Lower-income countries could soon leapfrog high-income countries with AI-enabled health technologies, Novartis Foundation and Microsoft backed report says
Low- and middle-income countries could soon leapfrog high-income countries in their adoption of new AI-enabled technologies in health, suggests a report led by the Novartis Foundation and Microsoft.
Technologies such as mobile phone trading platforms, e-banking, e-commerce, and even blockchain applications have often been adopted faster and more comprehensively in low- and middle-income countries than in high-income countries. Adoption of health technologies is likely to follow the same trend, with digital transformation accelerated by the COVID-19 pandemic, according to the report “Reimagining Global Health through Artificial Intelligence: The Roadmap to AI Maturity”.

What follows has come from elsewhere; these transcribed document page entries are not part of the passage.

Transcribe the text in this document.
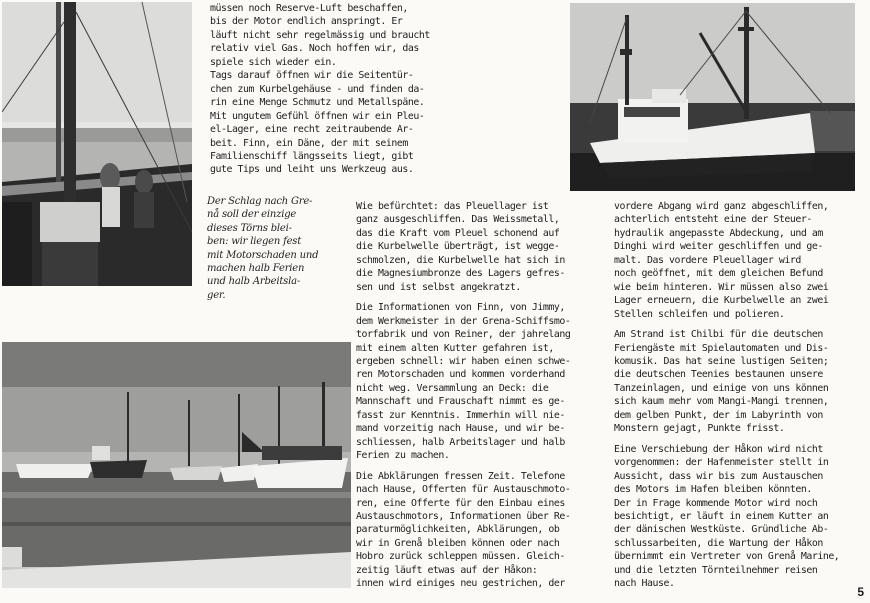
Der Schlag nach Gre-
nå soll der einzige
dieses Törns blei-
ben: wir liegen fest
mit Motorschaden und
machen halb Ferien
und halb Arbeitsla-
ger.

müssen noch Reserve-Luft beschaffen,
bis der Motor endlich anspringt. Er
läuft nicht sehr regelmässig und braucht
relativ viel Gas. Noch hoffen wir, das
spiele sich wieder ein.
Tags darauf öffnen wir die Seitentür-
chen zum Kurbelgehäuse - und finden da-
rin eine Menge Schmutz und Metallspäne.
Mit ungutem Gefühl öffnen wir ein Pleu-
el-Lager, eine recht zeitraubende Ar-
beit. Finn, ein Däne, der mit seinem
Familienschiff längsseits liegt, gibt
gute Tips und leiht uns Werkzeug aus.

Wie befürchtet: das Pleuellager ist
ganz ausgeschliffen. Das Weissmetall,
das die Kraft vom Pleuel schonend auf
die Kurbelwelle überträgt, ist wegge-
schmolzen, die Kurbelwelle hat sich in
die Magnesiumbronze des Lagers gefres-
sen und ist selbst angekratzt.

Die Informationen von Finn, von Jimmy,
dem Werkmeister in der Grena-Schiffsmo-
torfabrik und von Reiner, der jahrelang
mit einem alten Kutter gefahren ist,
ergeben schnell: wir haben einen schwe-
ren Motorschaden und kommen vorderhand
nicht weg. Versammlung an Deck: die
Mannschaft und Frauschaft nimmt es ge-
fasst zur Kenntnis. Immerhin will nie-
mand vorzeitig nach Hause, und wir be-
schliessen, halb Arbeitslager und halb
Ferien zu machen.

Die Abklärungen fressen Zeit. Telefone
nach Hause, Offerten für Austauschmoto-
ren, eine Offerte für den Einbau eines
Austauschmotors, Informationen über Re-
paraturmöglichkeiten, Abklärungen, ob
wir in Grenå bleiben können oder nach
Hobro zurück schleppen müssen. Gleich-
zeitig läuft etwas auf der Håkon:
innen wird einiges neu gestrichen, der

vordere Abgang wird ganz abgeschliffen,
achterlich entsteht eine der Steuer-
hydraulik angepasste Abdeckung, und am
Dinghi wird weiter geschliffen und ge-
malt. Das vordere Pleuellager wird
noch geöffnet, mit dem gleichen Befund
wie beim hinteren. Wir müssen also zwei
Lager erneuern, die Kurbelwelle an zwei
Stellen schleifen und polieren.

Am Strand ist Chilbi für die deutschen
Feriengäste mit Spielautomaten und Dis-
komusik. Das hat seine lustigen Seiten;
die deutschen Teenies bestaunen unsere
Tanzeinlagen, und einige von uns können
sich kaum mehr vom Mangi-Mangi trennen,
dem gelben Punkt, der im Labyrinth von
Monstern gejagt, Punkte frisst.

Eine Verschiebung der Håkon wird nicht
vorgenommen: der Hafenmeister stellt in
Aussicht, dass wir bis zum Austauschen
des Motors im Hafen bleiben könnten.
Der in Frage kommende Motor wird noch
besichtigt, er läuft in einem Kutter an
der dänischen Westküste. Gründliche Ab-
schlussarbeiten, die Wartung der Håkon
übernimmt ein Vertreter von Grenå Marine,
und die letzten Törnteilnehmer reisen
nach Hause.

5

“Many countries are ill-prepared to address a new emerging disease such as COVID-19 in addition to the existing burden of infectious diseases and the ever-increasing tide of chronic diseases. Digital technology and AI are essential enablers to re-engineer health systems from being reactive to proactive, predictive, and even preventive,” said Dr. Ann Aerts, head of the Novartis Foundation and co-chair of the Broadband Commission Working Group on Digital and AI in Health, which wrote the report. The Commission was established in 2010 by the International Telecommunication Union and UNESCO to expand broadband access to accelerate progress towards national and international development targets.